À toi, L’enfant d’Alep

J’aurais voulu regarder plus loin avec toi, voir par delà ces ruines qui nous entourent, te montrer l’autre monde, celui des rues calmes et apaisées, celui des parcs verdoyants sur lesquels des enfants comme toi s’ébattent sur des structures protéiformes, celui des hauts immeubles où chacun s’échinent à se faire une vie plus douce.J’aurais voulu que tu goûtes une glace au chocolat que tu t’en mettes plein les joues, que tu croques dans un croissant frais avec beaucoup d’insouciance, te voir marcher en dansant dans les longues avenues, que ton sourire témoigne de ta légèreté de vivre. J’aurais voulu que pour toi tout ceci soit normal, que ça ne relève pas du fantasme ou du souvenir.

Toi l’enfant d’Alep, enseveli sous ces ruines, toi dont les bombes aveugles ont écourté la vie. Je pense à toi et à ton innocence, à ton petit corps meurtri, si fragile.

Je pleure sur vos visages inconnus, vous qui n’avez rien demandé, victimes de la folie de quelques hommes qui n’ont pour moi plus rien d’humains.

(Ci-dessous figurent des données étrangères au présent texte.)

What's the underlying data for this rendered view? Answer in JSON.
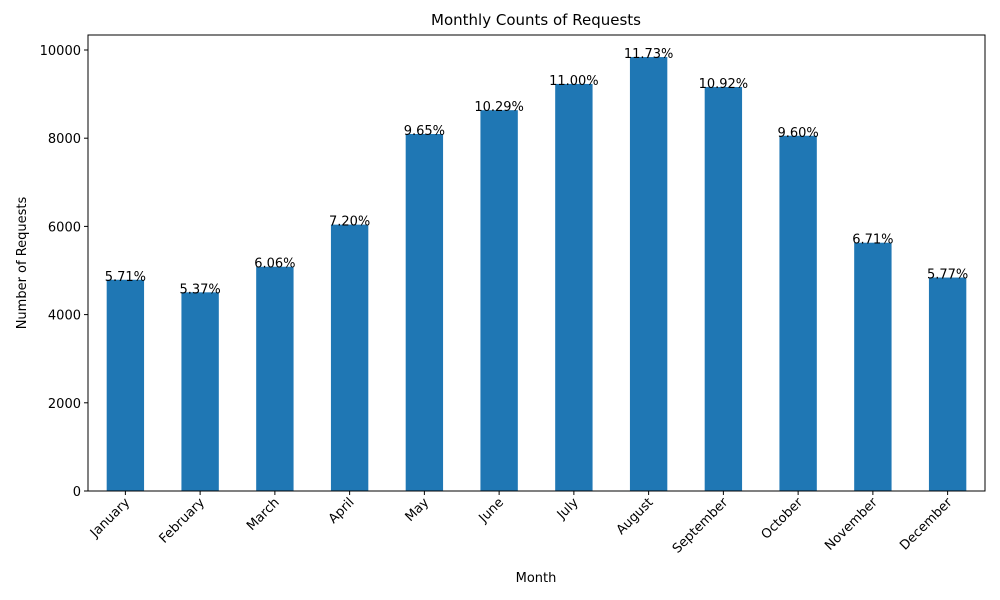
{
  "chart_data": {
    "type": "bar",
    "title": "Monthly Counts of Requests",
    "x_label": "Month",
    "y_label": "Number of Requests",
    "categories": [
      "January",
      "February",
      "March",
      "April",
      "May",
      "June",
      "July",
      "August",
      "September",
      "October",
      "November",
      "December"
    ],
    "values": [
      4790,
      4505,
      5085,
      6040,
      8095,
      8635,
      9230,
      9840,
      9160,
      8055,
      5630,
      4840
    ],
    "bar_labels": [
      "5.71%",
      "5.37%",
      "6.06%",
      "7.20%",
      "9.65%",
      "10.29%",
      "11.00%",
      "11.73%",
      "10.92%",
      "9.60%",
      "6.71%",
      "5.77%"
    ],
    "color": "#1f77b4",
    "ylim": [
      0,
      10340
    ],
    "yticks": [
      0,
      2000,
      4000,
      6000,
      8000,
      10000
    ],
    "grid": false
  }
}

Je ne fais pas partie de leur race, je suis un homo-sapiens comme toi et eux sont des animaux puants, des charognards laissant à d’autres le soin de tuer leur victime.

J’ai un enfant moi aussi, un enfant comme toi, je l’aime énormément et quand je le regarde dormir paisiblement, je pense à toi et à la vie que tu as dû mener pendant ces derniers mois. Je le regarde et je me demande comment, COMMENT peut-on faire souffrir une chose aussi belle et candide ? Je n’ai pas la réponse, les cyniques diront que la guerre suggère des victimes, je suggère à la guerre d’aller se faire foutre.

Excuse mon langage, je suis en colère.